Publisert 7.09.2021

Anna Antsalo: “Anything can be a treasure when it has a story or a meaning”

Anna Antsalo is a director and cinematographer whose documentary Walk the Tideline will be screened as part of a new European film festival Earthly Visions in Oslo on 14 September. The documentary had its premiere in early 2021 at the DocPoint film festival in Helsinki.

All the different aspects of our environment make the theme of this first edition of Earthly Visions. Through both feature and short documentaries, directors from all around Europe are showing us the world that surrounds us, how it is evolving and how we can cope with the problems we are facing today.


Anna Antsalo. Photo: Tuffi films

Your documentary Walk the tideline is screened as one of the movies of Earthly Visions film festival. What inspired you to make a documentary about “beachcombers” all over the world?

I once read about marine scientist Curtis Ebbesmeyer, who studied the movements of sea currents utilizing container emissions. Beachcombers, or so-called “beach rakes,” from around the world told him where and when they found objects from container spills. I became acquainted with Ebbesmeyer’s “floatsametric” studies of how ocean currents rotate and sort objects at sea, spitting them at random on shores. I found the whole system really fascinating. Soon my gaze was limited to the rakes of the beaches. In a way, they act as gatekeepers for all the information that the sea spit on the shores.

How did you end up choosing the beachcombers from Japan, UK and The Netherlands to the centre of your film?

Beachcombers are an active and networking group in social media. I followed the groups where they were actively sharing photos and information about their findings. Different item pictures revealed quite well what were the interests of a certain beachcomber: which kind of things were treasures for them and in a way also much about them as a person. Apart from the people who ended up in the movie, we also shot many other beachcombers. Eventually, we had to kind of build a puzzlelike complex, where every one of the beachcombers would bring their own viewpoint to this hobby as well as to complement each other´s knowledge.

Through the items found from beaches, the film builds a portrait of a person. What we leave behind us, the sea will always keep for itself only to bring it up to the beach again, as a message from the past. Which kind of message would you hope that we could pass on to the future generations?

It would be lovely if our message would be light, decomposable and respectful towards other people and our environment, as well as a bit playful.

What surprised you during the filming process? Did you learn something new?

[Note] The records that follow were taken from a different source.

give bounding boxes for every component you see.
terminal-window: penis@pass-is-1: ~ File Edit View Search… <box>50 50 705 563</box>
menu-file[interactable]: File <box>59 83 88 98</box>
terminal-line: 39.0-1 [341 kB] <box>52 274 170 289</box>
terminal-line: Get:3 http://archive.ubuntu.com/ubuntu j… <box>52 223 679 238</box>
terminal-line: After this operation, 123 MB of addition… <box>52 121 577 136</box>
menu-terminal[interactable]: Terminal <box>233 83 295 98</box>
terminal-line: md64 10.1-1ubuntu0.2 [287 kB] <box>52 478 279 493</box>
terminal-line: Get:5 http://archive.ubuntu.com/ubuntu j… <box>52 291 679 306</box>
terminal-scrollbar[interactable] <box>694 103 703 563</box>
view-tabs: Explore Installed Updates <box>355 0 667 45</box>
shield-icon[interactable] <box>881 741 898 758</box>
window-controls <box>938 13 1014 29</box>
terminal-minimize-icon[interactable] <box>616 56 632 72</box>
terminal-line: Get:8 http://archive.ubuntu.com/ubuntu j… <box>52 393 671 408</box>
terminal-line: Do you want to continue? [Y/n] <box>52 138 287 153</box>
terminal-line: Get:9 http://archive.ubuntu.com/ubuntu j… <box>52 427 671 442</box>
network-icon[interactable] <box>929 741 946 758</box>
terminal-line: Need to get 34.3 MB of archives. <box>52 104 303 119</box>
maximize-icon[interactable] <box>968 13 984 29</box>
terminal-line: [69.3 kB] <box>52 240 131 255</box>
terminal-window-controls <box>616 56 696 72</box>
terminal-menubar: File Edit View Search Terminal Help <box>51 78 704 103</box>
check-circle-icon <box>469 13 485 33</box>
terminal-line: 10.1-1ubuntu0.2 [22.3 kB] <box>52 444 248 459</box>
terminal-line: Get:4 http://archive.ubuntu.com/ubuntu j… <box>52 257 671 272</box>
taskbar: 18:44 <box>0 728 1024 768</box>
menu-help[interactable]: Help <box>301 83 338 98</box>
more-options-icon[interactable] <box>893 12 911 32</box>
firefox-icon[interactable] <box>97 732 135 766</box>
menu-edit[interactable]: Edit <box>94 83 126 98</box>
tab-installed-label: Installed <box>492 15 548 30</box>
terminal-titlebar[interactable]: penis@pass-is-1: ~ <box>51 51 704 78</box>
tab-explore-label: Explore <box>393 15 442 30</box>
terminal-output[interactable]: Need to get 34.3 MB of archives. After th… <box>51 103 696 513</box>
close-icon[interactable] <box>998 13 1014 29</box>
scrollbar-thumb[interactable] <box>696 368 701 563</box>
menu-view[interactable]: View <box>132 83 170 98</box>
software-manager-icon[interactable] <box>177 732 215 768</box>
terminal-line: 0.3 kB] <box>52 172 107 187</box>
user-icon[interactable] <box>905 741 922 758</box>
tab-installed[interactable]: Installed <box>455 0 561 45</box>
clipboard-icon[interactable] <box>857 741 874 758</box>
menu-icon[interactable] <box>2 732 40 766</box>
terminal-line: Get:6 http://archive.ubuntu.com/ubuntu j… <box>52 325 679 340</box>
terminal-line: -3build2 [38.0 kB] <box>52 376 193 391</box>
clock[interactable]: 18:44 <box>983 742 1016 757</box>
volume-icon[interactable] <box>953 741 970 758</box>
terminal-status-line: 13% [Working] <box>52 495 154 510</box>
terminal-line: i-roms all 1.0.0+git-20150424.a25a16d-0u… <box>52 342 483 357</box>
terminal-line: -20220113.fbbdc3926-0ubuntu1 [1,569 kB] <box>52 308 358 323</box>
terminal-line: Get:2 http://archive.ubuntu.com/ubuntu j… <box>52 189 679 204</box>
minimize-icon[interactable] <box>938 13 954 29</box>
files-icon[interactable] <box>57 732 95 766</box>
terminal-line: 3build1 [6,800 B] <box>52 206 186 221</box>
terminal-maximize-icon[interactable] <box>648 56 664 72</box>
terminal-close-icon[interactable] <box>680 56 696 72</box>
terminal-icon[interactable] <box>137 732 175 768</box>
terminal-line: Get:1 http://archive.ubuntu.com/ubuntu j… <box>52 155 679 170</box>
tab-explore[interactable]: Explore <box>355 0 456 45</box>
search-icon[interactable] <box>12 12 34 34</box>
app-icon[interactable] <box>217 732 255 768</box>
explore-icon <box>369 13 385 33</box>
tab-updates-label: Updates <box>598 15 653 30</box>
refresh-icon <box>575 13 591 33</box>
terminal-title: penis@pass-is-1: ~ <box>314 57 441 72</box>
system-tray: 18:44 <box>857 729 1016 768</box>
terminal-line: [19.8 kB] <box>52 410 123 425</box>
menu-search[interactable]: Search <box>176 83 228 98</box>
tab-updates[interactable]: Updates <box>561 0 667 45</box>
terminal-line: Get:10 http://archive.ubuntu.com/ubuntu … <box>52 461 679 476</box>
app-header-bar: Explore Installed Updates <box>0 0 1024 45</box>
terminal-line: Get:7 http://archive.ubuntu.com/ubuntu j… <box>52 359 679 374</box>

The amount of plastic surprised me! I thought that I would see more treasures. I still learned pretty fast that anything can be a treasure, when it has a story or a meaning.

What are you working with at the moment?

This spring I have been part of a collective that makes a theatre performance consisting of many different films for theater Takomo. The shows will be held in December. Apart from that, I am currently exploring a bit and getting familiar with a new film topic. Next, I want to make a film about darkness.

What inspires you? Which themes interest you in the future? 

I am fascinated by humans’ relationship to nature and the unknown, and the chaos vs. control setting. I find myself refocusing my attention on areas and situations that are on the fringes of the universe and comprehension. There on the edge you disappear and the outline of existence is drawn again.

Walk the Tideline will be screened on 14 September as part of Earthly Visions: European Film Selection festival at Salt art & music. The festival is produced by the EUNIC Norway network, which consists of European cultural institutes and embassies located in Norway.